Question

The surface of a metal is illuminated alternately with photons of energies $E_1=4\text{eV}$ and $E_2=2.5\text{eV}$ respectilvely. The ratio of maximum speeds of the photoelectrons emitted in two cases is $2$. The work function of metal in $\left(\text{eV}\right)$ is

Answer 1

From the Einstein's photoelectric equation,

$\Rightarrow$ Kinetic energy = Energy of Photon - Work Function
Let ${\varphi }_0$ be the work function or metal and $v_1$ and $v_2$ be the velocity of photoelectrons.
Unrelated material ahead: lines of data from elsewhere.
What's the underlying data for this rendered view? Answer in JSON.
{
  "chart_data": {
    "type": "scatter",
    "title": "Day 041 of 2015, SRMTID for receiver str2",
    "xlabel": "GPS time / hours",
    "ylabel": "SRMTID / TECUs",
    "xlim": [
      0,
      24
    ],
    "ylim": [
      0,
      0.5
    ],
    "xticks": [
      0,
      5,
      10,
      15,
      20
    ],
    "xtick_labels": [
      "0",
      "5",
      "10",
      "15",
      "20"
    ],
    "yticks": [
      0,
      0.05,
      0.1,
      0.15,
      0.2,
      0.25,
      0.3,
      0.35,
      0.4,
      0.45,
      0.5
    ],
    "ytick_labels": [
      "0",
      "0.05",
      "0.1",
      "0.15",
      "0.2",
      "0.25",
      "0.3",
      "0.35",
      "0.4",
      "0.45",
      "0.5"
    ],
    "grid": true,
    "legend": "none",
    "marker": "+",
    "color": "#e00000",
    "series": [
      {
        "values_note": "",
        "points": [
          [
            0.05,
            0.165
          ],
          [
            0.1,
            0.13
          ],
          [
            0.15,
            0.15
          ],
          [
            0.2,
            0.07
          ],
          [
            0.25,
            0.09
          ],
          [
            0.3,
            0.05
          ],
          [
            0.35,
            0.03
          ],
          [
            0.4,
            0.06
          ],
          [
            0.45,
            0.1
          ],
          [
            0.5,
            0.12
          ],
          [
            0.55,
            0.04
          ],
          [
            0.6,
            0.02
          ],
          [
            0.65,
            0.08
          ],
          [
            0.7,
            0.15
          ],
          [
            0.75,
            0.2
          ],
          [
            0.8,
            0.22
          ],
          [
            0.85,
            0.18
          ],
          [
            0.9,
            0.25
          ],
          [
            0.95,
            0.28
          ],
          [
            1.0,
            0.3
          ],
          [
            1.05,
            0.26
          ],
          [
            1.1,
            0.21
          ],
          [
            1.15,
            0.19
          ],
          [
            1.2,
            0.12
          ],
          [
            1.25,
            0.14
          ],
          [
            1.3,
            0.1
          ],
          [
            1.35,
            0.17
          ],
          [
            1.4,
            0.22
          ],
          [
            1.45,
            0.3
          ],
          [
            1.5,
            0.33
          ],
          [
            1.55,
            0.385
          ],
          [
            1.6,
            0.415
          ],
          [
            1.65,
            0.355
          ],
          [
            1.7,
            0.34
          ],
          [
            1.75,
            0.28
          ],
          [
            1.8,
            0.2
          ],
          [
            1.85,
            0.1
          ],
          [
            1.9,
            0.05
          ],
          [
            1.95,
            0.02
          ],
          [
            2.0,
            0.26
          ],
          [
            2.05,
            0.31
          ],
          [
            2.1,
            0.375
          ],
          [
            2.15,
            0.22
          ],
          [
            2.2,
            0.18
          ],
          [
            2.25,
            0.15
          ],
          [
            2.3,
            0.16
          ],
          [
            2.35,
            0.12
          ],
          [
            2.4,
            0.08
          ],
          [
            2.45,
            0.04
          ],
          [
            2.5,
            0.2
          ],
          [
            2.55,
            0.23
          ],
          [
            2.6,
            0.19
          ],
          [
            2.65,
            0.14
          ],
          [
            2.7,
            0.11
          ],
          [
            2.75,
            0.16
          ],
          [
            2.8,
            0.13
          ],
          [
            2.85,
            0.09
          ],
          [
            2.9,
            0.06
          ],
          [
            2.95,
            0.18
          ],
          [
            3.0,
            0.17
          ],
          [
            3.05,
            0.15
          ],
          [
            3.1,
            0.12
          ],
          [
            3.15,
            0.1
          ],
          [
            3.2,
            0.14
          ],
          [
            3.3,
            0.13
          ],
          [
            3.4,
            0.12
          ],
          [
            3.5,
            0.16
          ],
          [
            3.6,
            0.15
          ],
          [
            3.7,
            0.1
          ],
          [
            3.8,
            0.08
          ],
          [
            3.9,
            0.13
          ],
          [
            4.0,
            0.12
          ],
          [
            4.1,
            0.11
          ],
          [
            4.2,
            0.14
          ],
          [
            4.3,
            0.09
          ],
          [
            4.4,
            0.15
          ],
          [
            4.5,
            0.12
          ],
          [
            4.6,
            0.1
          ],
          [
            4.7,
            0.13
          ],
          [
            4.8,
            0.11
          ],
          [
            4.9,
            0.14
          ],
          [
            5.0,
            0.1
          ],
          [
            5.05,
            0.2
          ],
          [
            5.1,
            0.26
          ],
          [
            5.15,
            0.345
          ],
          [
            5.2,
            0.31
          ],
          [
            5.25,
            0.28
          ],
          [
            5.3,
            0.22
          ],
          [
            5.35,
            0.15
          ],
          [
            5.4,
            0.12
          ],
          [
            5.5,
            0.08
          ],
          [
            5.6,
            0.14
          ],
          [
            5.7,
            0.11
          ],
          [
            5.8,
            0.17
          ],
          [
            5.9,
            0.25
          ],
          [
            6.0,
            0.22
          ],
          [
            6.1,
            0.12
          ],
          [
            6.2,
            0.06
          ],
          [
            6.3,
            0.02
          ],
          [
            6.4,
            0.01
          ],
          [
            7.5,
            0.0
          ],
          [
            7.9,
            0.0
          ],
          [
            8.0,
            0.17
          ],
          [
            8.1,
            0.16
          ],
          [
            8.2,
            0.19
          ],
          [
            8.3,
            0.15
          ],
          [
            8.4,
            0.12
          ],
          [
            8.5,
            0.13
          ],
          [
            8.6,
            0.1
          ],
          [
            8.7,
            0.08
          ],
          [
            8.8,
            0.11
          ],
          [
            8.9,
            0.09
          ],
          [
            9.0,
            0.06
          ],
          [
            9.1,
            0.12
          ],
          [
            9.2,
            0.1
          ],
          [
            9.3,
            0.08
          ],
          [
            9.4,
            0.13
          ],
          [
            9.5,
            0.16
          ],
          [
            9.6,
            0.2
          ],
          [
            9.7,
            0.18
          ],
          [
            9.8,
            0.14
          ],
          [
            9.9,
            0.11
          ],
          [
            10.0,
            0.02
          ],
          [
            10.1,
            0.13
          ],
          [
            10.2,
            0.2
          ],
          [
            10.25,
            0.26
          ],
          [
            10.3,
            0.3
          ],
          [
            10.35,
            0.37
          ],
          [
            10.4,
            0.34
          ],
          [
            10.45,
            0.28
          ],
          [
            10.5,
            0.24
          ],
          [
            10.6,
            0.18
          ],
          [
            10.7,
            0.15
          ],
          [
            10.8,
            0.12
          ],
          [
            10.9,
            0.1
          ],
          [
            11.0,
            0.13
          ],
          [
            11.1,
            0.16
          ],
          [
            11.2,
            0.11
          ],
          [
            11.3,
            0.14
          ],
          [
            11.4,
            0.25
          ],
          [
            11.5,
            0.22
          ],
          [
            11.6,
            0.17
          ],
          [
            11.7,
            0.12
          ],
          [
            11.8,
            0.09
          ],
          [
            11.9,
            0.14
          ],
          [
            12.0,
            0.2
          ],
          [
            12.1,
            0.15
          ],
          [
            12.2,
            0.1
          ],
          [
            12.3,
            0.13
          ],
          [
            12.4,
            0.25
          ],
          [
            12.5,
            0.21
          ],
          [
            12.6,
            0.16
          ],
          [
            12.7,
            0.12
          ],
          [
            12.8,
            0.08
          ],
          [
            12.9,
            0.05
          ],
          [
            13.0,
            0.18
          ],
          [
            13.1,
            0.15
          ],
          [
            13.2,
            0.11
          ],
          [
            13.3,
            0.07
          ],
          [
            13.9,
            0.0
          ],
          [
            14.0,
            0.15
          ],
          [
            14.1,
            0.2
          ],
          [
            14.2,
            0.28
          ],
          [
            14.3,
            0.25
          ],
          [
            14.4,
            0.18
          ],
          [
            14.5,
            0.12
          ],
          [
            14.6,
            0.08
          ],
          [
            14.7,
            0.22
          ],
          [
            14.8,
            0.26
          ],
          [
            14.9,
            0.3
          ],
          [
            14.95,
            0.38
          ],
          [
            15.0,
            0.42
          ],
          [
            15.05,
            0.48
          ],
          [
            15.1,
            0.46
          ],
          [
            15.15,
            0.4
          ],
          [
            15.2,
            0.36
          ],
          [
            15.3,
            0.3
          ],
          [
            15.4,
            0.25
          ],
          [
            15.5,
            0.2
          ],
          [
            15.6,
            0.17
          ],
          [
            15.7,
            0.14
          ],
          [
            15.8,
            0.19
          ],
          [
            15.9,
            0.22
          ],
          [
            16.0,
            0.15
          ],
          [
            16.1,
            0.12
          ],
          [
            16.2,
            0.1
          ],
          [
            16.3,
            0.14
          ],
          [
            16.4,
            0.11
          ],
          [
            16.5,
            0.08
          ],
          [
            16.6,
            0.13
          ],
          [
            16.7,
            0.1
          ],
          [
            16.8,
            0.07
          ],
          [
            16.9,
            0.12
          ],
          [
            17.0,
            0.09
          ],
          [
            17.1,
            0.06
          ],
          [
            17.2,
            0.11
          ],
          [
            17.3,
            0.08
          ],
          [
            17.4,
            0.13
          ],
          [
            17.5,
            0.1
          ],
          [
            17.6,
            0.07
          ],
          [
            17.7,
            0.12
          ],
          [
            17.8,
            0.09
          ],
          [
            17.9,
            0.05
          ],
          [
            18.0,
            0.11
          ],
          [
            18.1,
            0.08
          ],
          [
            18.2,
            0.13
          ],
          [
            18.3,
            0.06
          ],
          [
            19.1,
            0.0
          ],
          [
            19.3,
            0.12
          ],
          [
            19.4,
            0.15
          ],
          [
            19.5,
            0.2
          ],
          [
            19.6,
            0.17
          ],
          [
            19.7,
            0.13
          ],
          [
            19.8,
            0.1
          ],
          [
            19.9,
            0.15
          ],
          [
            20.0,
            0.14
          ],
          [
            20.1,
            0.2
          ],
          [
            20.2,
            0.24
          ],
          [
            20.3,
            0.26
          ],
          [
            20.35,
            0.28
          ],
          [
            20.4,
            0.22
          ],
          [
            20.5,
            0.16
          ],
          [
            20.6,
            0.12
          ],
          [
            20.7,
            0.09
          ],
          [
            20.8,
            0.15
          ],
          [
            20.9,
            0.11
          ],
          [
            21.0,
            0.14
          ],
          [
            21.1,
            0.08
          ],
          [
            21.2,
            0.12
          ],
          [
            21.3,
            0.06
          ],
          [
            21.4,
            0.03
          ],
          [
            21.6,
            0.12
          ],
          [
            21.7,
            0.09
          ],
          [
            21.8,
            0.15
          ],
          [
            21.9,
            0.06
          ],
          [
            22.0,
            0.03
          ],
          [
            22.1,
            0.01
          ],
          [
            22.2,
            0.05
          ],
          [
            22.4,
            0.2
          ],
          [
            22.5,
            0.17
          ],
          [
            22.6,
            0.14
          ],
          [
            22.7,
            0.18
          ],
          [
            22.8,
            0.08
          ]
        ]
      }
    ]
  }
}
Using Einsteins photoelectric equation we have
$\frac{1}{2}m{v}_1^2=4-{\varphi }_0....\left(i\right)$
$\frac{1}{2}m{v}_2^2=2.5-{\varphi }_0....\left(ii\right)$
$\Rightarrow \frac{\frac{1}{2}m{v}_1^2}{\frac{1}{2}m{v}_2^2}=\frac{4-{\varphi }_0}{2.5-{\varphi }_0}$
$\Rightarrow (2{)}^2=\frac{4-{\varphi }_0}{2.5-{\varphi }_0}\Rightarrow 10-4{\varphi }_0=4-{\varphi }_0$
$\Rightarrow {\varphi }_0=2\text{eV}$